2nd Mar 2020 @ 2:09 pm

Gardeners on Lanzarote can learn a lot just by looking around them, and the cultivation techniques on this island offer all sorts of possibilities. Here are a few bright ideas you could easily borrow.

Zoco Technique

The unique landscape of La Geria is the result of a style of vine cultivation that is unique in the world; it’s an ingenious, sustainable, gardening style that has the added plus of being hugely attractive.

The main elements of this technique are a pit in the ground; volcanic picón (gravel) and a horseshoe-shaped wall. The pit allows the plant to access deep mineral rich soil and provides shelter from the scorching wind. It also means that morning dew and any rainfall trickle down to reach the plant. Every grain of picón is covered in tiny pores which preserve moisture and protect the roots of the plant. Finally, the wall provides even more valuable wind protection and allows more moisture to trickle down.

Just study La Geria and you’ll see how it works. The wall must protect plants from prevailing NE winds, and the pit will need regular weeding. A bit of fertiliser does no harm, either. In a normal garden it’s probably worth scaling down this technique for smaller plants – you probably won’t need quite such a deep pit, and can get away with more than the solitary occupants that you find in the wine fields.

Jable Technique

Jable is the sand that is washed up at Famara and gradually blown down the island to form southern beaches. In Soo and other villages located in the jable corridor, another unique method has been developed.

The sand is hugely nutritious, and full of minerals, and it also maintains moisture and regulates the temperature of anything beneath. Jable farmers create long furrows that are perpendicular to the wind, planting their crops in the troughs to give them protection from breezes and wind-blown sand.

It’s a technique suited to potatoes and sweet potatoes, which are dropped into separate holes with some guano or fishmeal, but it is also used to grow Lanzarote’s famous pumpkins and melons.

Terraza Technique

This cultivation method known as terracing has been developed all over the world, from China to Peru, simply because it is brilliant for farming on hillsides. Almost anywhere in rural Lanzarote, you can also see the ruins of terraces that once fed families.

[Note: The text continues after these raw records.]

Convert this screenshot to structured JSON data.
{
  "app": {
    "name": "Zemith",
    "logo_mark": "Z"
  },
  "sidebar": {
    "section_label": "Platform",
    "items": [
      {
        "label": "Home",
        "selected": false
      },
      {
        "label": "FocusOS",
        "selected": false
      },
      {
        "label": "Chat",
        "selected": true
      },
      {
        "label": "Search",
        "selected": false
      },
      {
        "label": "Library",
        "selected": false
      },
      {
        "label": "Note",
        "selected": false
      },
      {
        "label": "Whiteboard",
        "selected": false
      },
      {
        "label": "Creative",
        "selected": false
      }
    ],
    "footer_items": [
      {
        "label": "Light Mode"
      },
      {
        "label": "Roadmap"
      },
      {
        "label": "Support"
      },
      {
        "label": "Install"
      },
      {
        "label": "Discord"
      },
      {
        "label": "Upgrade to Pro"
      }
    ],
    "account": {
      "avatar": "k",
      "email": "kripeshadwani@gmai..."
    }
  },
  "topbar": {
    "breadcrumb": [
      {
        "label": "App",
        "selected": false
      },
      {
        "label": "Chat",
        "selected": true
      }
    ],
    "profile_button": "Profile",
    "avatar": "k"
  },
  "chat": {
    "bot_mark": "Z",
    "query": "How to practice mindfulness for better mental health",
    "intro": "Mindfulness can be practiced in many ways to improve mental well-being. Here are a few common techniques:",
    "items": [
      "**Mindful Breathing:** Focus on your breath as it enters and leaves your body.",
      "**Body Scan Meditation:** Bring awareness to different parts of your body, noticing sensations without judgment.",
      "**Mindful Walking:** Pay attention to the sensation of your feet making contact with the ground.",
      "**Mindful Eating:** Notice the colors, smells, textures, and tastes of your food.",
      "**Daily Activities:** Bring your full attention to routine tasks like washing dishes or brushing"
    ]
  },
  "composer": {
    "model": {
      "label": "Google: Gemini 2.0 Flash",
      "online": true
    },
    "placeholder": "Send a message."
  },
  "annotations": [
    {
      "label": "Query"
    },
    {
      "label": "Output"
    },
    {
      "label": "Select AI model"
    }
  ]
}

Terrace gardening, basically, involves turning slopes into steps, which provide the flat beds that plants can grow in. Water and nutrients naturally make their way down the terrace, feeding all plants.

If there’s any kind of steep gradient in your garden it’s well worth considering the time and effort that setting up a terrace will take. Usually this will involve building up terraces with wooden boards or stone walls. Even if you don’t have a hillside in your garden, you can adapt the principles of terracing to smaller rockeries or artifical vertical gardens.